Image Generation

Rayu-CLI ships a built-in GenerateImage tool that lets the agent create and edit images from a text prompt, using either NVIDIA's free hosted image models or Google Imagen 4 on Vertex AI. The agent uses it automatically when it needs an image (for example, generating assets for a frontend it is building) or when you ask for one.

Requirements

Either backend enables the tool:

NVIDIA — reuses the nvidia API key from ~/.rayu/providers.json, or the NVIDIA_API_KEY environment variable. Run /connect and pick NVIDIA, or set NVIDIA_API_KEY.
Google Vertex AI (Imagen 4) — uses a configured Gemini / Vertex AI provider (OAuth / ADC). Run /connect → Google Gemini — Vertex AI, or have Application Default Credentials + GOOGLE_CLOUD_PROJECT set. See Providers.

The tool is hidden when neither backend is configured. When both are available, selecting an imagen-* model routes to Vertex; otherwise NVIDIA is used (Vertex is used automatically when it is the only configured backend).

What it does

Calls the NVIDIA genai endpoint (https://ai.api.nvidia.com/v1/genai/<model>).
Saves the PNG to disk (default ./generated-image-<timestamp>.png, always inside the working directory) so generated assets can be referenced from code.
Returns the image inline so the model can see the result.
Displays it in your terminal: native inline image on iTerm2/WezTerm, or truecolor ANSI half-blocks on any 24-bit/256-color terminal (xterm-256color, Kitty, Ghostty, most Linux terminals).

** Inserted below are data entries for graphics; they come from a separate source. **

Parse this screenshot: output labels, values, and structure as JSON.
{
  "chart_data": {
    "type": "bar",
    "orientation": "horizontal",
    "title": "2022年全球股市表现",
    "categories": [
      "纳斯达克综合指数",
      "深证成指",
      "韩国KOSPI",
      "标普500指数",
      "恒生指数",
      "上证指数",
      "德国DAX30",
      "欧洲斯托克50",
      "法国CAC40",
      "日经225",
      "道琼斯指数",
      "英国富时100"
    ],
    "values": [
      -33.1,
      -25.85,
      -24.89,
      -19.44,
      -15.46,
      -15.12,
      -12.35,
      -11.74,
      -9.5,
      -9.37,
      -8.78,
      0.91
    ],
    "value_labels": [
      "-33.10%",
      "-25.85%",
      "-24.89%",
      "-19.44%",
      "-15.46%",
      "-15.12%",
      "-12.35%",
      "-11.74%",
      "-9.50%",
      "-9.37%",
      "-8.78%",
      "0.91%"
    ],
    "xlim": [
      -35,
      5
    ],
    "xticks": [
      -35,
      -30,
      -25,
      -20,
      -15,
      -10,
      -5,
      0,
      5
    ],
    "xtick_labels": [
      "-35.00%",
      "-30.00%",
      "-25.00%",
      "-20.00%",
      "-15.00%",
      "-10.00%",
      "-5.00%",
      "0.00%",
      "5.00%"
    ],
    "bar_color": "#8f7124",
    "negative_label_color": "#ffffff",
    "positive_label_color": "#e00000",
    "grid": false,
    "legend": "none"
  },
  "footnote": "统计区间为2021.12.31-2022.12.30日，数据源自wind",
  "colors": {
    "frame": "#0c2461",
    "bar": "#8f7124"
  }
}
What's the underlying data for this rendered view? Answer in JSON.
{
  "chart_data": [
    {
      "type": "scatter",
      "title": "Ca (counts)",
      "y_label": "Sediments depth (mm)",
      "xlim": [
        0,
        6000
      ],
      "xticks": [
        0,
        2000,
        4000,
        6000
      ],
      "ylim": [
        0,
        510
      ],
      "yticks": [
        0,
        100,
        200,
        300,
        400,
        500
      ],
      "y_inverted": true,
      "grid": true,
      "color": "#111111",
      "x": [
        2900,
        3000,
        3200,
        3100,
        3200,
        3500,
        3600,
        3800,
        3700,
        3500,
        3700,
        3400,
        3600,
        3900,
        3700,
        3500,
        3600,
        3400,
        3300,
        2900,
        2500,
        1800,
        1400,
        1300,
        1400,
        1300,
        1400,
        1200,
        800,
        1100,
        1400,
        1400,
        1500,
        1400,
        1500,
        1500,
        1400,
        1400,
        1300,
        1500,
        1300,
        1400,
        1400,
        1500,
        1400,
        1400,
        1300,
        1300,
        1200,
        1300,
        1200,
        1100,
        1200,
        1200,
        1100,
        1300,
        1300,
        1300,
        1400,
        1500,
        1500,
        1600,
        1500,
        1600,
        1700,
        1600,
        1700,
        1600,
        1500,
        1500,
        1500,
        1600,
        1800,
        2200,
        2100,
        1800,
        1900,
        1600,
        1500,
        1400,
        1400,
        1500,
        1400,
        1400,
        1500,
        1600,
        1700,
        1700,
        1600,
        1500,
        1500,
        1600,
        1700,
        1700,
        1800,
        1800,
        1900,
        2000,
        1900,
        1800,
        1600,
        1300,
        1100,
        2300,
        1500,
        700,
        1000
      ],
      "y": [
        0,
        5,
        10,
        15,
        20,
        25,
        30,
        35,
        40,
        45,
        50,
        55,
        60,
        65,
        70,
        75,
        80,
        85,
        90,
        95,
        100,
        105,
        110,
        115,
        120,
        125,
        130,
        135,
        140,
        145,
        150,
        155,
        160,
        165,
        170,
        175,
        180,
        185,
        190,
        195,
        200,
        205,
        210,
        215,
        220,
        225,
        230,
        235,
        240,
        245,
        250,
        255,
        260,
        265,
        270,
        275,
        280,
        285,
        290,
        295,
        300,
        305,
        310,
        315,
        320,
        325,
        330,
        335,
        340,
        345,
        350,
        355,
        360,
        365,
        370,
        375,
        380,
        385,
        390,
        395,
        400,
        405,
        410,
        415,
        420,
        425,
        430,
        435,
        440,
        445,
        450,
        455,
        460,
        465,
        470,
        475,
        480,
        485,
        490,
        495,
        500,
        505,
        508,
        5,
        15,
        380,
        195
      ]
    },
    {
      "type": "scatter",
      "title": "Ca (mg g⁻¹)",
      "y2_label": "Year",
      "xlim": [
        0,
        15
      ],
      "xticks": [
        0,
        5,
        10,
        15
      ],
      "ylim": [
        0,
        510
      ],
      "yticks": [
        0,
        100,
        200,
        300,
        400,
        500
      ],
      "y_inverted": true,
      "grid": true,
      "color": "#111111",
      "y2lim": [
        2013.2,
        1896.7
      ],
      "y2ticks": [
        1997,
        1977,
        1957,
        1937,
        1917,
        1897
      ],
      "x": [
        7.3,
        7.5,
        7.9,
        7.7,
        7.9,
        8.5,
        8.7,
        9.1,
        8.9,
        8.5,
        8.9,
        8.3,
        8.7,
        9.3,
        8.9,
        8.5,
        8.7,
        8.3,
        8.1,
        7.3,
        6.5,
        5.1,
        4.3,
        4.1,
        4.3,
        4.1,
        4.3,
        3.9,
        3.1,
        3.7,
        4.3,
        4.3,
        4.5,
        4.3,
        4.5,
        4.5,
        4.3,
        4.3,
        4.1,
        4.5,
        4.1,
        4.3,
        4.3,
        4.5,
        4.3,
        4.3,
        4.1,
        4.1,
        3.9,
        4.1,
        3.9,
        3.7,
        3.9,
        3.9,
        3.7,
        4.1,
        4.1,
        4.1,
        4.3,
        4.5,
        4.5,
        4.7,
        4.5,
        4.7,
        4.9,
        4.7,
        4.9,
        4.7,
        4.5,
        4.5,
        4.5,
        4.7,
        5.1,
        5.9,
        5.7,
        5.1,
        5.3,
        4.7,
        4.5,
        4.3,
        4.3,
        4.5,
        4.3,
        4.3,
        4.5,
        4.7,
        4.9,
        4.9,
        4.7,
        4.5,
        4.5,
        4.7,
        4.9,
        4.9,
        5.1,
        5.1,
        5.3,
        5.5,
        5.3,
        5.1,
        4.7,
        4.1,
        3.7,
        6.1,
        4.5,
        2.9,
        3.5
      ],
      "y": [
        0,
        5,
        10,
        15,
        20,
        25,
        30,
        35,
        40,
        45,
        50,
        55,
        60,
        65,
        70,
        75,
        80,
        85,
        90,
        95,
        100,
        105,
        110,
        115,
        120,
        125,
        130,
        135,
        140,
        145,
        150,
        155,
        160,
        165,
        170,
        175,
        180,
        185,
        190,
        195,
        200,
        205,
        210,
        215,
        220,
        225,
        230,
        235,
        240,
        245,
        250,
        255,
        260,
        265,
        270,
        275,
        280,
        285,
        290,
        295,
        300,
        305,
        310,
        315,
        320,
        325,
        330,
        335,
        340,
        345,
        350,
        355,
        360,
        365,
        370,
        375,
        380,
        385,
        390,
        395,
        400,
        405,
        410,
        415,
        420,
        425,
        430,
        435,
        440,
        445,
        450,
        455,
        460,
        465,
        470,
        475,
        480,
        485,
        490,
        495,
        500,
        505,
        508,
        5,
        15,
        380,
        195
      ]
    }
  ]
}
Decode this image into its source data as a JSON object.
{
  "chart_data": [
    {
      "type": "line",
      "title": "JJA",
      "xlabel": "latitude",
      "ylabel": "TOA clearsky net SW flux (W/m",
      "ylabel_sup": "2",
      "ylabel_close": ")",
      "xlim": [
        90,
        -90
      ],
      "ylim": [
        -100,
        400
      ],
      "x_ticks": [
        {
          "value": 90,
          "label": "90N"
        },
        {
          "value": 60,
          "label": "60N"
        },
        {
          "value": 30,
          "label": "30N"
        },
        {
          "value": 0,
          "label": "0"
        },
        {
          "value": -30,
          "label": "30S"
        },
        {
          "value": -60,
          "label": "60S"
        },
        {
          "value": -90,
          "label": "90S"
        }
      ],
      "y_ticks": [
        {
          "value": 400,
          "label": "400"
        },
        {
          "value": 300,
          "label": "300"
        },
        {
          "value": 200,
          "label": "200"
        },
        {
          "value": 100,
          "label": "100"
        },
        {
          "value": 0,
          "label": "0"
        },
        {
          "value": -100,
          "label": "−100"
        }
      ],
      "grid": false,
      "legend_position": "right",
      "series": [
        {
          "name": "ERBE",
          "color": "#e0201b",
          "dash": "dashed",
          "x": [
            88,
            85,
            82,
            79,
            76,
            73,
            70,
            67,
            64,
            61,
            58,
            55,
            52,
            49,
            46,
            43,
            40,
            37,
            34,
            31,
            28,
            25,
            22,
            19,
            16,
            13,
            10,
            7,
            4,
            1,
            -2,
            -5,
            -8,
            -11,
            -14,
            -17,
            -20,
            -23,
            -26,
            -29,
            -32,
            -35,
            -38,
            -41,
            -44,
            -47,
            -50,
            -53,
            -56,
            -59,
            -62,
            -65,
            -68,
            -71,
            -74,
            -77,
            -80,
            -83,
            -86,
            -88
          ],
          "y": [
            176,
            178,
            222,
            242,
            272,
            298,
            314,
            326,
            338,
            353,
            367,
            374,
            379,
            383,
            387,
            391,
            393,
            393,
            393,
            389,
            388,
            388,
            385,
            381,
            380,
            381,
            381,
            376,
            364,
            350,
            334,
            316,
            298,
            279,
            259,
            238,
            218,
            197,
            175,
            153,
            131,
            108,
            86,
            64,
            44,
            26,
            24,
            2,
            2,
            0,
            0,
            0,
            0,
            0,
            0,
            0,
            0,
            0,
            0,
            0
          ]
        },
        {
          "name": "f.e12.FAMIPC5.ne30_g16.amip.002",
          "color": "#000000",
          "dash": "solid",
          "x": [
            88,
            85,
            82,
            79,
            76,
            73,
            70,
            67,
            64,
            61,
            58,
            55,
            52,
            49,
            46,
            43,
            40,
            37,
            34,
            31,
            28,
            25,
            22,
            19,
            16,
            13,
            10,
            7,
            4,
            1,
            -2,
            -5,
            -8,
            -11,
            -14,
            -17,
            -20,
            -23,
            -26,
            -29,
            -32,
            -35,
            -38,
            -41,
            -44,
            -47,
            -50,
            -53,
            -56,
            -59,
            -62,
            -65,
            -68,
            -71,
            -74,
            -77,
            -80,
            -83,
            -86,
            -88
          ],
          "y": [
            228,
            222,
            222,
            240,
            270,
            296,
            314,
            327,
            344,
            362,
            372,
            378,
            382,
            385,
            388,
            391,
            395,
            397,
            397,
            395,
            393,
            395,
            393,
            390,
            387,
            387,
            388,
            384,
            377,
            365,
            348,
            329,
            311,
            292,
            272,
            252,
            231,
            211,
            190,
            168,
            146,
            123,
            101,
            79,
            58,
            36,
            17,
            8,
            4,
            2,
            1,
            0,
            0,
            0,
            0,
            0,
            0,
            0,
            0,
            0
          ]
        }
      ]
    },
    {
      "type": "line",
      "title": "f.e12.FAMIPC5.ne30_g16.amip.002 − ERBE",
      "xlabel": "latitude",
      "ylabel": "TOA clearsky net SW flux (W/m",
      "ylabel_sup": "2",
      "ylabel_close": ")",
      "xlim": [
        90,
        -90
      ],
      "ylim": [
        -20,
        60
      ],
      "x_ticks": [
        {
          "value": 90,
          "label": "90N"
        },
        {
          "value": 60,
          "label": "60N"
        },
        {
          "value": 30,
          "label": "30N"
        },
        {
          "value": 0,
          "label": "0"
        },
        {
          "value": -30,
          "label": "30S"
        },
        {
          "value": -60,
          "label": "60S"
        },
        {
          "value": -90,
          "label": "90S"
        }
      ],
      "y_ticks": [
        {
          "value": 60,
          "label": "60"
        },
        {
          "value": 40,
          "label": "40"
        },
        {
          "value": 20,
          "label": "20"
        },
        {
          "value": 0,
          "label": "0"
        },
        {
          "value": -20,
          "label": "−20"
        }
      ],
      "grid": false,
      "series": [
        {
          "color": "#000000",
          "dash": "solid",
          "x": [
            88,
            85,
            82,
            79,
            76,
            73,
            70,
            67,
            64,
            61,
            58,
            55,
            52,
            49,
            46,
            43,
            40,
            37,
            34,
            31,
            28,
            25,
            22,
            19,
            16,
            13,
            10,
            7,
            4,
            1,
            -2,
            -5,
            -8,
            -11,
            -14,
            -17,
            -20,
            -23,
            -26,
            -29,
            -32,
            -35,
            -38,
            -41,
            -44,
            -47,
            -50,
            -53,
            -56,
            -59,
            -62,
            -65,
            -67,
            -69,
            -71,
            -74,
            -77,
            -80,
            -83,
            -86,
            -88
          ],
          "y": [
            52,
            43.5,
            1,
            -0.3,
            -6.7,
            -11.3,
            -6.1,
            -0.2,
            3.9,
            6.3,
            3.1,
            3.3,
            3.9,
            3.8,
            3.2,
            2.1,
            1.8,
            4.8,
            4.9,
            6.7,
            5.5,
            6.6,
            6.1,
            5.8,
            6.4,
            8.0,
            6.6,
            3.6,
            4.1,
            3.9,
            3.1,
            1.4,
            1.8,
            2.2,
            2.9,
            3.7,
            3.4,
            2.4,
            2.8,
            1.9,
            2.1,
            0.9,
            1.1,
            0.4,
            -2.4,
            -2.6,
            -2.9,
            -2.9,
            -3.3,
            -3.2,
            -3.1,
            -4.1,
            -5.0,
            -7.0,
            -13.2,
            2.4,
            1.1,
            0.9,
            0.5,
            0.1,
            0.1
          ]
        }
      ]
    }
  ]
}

Falls back to printing the path.

Parameters

Param	Description
`prompt` (required)	Text description of the image, or the edit to make.
`output_path`	Where to save the PNG (inside the working directory).
`model`	Image model id (see below).
`width` / `height`	Dimensions (FLUX models).
`aspect_ratio`	e.g. `1:1`, `16:9` (Stable Diffusion models).
`steps`, `cfg_scale`, `seed`, `negative_prompt`	Sampling controls.
`input_image`	Path to an existing image to edit (routes to an editing model).

Models

Model id	Use
`black-forest-labs/flux.1-schnell`	Default — fast text→image
`black-forest-labs/flux.1-dev`	Higher-quality text→image
`stabilityai/stable-diffusion-3.5-large`	High-quality, `aspect_ratio`/`negative_prompt`
`black-forest-labs/flux.1-kontext-dev`	Image editing (used automatically with `input_image`)

Vertex AI (Imagen)

Available when a Gemini / Vertex AI provider is configured.

Model id	Use
`imagen-4.0-generate-001`	Default (Vertex) — text→image
`imagen-4.0-fast-generate-001`	Faster, lower-cost text→image
`imagen-4.0-ultra-generate-001`	Highest-quality text→image
`imagen-3.0-capability-001`	Image editing (used automatically with `input_image` on Vertex)

Video generation (`GenerateVideo`)

The companion GenerateVideo tool generates short videos from a text prompt. It is enabled by NVIDIA/fal.ai keys or by a Gemini / Vertex AI provider. On Vertex it uses Veo 3.1 (veo-3.1-generate-001, veo-3.1-fast-generate-001) via the long-running prediction API (Rayu polls until the video is ready, then saves the MP4 inside the working directory).